If I had stayed in the CPUSA in this spirit in 1953, perhaps the contradiction would have led me to resign later, or to be expelled, but I can't imagine myself embracing the dogmatic right-wing ideology that was called loyalty then.
Metta, I mention it here (note also links to my unreliable memories of Chan's talk in Buffalo). Possibly I'll challenge a couple of lines from your statement in a future blog post, but rest assured that I'm grateful for your having opened the discussion in the way you did.
I distinguish between two different moral issues, Chandler. First is the question of "ratting" on comrades. I certainly respect and admire your refusal to blame other party members so save your own skin. That is quite apart from the rightness of the CP cause.
I was never a Marxist, but I doubt that Marx would have joined any CP because he thought capitalism had to emerge first. Scarcity meant that people would fight over material necessities, but capitalism would eliminate scarcity and thereby make socialism possible. However, no capitalist societies have become socialist; instead they adopt equalization practices as welfare states.
To judge capitalism as foul I have to ask: in comparison to what? I have a thousand suggestions for improving it but socialism is not be one of them.

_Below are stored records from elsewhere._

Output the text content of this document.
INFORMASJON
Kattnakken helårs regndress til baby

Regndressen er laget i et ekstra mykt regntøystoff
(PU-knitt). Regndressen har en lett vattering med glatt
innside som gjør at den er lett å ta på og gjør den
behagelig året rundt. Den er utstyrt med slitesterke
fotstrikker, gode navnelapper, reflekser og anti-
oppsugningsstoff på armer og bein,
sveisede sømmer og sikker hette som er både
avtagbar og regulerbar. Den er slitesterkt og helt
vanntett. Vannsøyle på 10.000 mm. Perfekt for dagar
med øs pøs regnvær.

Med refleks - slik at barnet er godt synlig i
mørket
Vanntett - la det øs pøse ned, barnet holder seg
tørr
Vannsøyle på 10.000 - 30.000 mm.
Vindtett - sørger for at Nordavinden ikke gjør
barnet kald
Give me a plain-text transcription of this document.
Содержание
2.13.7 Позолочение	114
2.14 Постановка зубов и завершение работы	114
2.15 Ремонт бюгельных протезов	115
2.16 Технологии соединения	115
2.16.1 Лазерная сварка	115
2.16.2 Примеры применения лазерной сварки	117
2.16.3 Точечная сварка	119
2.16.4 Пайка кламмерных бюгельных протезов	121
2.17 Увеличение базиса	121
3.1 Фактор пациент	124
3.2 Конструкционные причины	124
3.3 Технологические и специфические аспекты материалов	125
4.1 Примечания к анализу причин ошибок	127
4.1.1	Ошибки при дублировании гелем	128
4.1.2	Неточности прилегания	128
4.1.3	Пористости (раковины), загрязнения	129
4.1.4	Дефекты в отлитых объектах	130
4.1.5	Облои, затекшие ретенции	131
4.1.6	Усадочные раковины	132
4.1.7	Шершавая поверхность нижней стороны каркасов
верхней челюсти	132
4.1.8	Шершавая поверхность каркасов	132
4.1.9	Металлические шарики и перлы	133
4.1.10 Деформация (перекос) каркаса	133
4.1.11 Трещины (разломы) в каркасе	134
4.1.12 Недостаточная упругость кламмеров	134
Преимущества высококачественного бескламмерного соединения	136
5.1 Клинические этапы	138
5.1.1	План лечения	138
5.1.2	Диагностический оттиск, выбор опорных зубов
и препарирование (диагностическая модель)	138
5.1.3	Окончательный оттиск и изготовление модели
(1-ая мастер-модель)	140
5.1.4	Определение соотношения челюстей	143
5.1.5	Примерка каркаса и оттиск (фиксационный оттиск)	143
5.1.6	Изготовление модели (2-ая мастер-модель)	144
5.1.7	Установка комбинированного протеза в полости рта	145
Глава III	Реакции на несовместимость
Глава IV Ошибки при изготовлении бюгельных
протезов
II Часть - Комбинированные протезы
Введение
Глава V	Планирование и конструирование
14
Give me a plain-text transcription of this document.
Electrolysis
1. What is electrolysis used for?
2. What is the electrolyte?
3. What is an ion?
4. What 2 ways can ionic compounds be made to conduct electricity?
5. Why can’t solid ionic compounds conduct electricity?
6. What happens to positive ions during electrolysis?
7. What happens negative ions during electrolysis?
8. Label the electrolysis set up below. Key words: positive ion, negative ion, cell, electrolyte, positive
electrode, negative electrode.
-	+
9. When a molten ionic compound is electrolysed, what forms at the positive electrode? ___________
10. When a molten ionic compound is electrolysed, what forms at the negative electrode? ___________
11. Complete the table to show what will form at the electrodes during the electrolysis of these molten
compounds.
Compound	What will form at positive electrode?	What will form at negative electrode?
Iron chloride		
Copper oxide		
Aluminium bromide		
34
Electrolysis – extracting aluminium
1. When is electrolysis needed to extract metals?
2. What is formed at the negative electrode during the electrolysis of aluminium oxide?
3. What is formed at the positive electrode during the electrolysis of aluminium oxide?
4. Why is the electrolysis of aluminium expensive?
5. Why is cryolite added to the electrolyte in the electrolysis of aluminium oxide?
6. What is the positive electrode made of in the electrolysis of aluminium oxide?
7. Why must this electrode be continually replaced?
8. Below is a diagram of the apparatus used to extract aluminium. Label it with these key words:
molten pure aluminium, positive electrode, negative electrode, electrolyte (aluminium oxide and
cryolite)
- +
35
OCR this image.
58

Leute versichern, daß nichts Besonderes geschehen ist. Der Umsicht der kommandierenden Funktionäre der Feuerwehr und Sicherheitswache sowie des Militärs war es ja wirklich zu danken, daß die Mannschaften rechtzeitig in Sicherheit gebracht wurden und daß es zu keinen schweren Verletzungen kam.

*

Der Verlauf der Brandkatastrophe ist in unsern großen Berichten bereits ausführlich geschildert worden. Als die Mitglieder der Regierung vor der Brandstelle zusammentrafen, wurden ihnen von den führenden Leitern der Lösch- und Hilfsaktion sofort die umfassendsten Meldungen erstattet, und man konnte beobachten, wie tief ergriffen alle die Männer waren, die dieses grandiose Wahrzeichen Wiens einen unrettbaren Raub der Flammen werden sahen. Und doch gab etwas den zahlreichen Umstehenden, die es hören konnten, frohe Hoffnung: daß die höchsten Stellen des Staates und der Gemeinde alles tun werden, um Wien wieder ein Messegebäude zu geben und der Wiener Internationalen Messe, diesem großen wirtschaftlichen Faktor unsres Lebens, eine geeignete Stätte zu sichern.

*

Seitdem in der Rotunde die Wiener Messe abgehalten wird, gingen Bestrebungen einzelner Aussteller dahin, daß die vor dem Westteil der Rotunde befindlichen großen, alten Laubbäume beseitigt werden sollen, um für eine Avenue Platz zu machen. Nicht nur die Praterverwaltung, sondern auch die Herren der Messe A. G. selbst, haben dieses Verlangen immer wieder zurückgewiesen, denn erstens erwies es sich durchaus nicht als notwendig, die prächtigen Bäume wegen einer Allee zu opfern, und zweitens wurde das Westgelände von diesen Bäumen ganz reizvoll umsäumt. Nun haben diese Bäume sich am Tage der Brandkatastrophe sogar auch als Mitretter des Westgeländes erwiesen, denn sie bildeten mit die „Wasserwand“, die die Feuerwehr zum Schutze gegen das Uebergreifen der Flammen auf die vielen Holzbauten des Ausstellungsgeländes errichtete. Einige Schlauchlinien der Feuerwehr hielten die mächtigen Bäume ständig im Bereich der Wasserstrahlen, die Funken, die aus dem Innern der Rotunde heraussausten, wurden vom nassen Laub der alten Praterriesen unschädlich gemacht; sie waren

Still, as Peter Rosenthal pointed out, Communists stood for many, many positive changes and deserve credit for them. My Berkeley co-op members would have supported most Communists because of their progressive ideas. (I don't know why the real CP members did not tell us about belonging, since that would have been okay with us all.)
Nevertheless, gradually the facts about Stalinist and Maoist repressions became so well known that I can't imagine continuing as a member, if I had ever been one. That's the question I was asking you: not "why did you join?" but "why didn't you quit earlier?"
Natalie said you had never been a Stalinist. Knowing you, I think that must has been true. But staying in a party that condoned Stalinism was a bad idea, I think. That is my real question.
The Law Union of Ontario has recently had an ongoing list-serve conversation about Chandler Davis's interview "The Origins of America's Intellectual Vacuum", in which he blames the repression of the left in the 40s and 50s for the present uninspiring political scene.
While there exists much respect for Chandler Davis among Law Union people including me, I felt his analysis was marred by an inability to criticize Soviet style socialism. For example, he said that the repression of himself
and other CPers was less violent than what occurred in ...El Salvador. The more obvious parallel, and the more significant one, remained unexpressed.
Similarly, Prof.Davis' blaming of "repression" for the failure of the left is a way to avoid a self-critique. It is hard to avoid noticing that somehow, even harsher repression of "capitalist-roaders" in China and the USSR did not prevent these ideas from returning with a vengance.
I have no doubt that some of the ideas Chandler Davis supported live on, but the main idea, communism, died because it failed.
I could never be "at the side" of a struggle led by Reds, as Professor Davis wishes, because the society they are working towards is an autocracy with pie-in-the-sky economic plan that never worked in practice.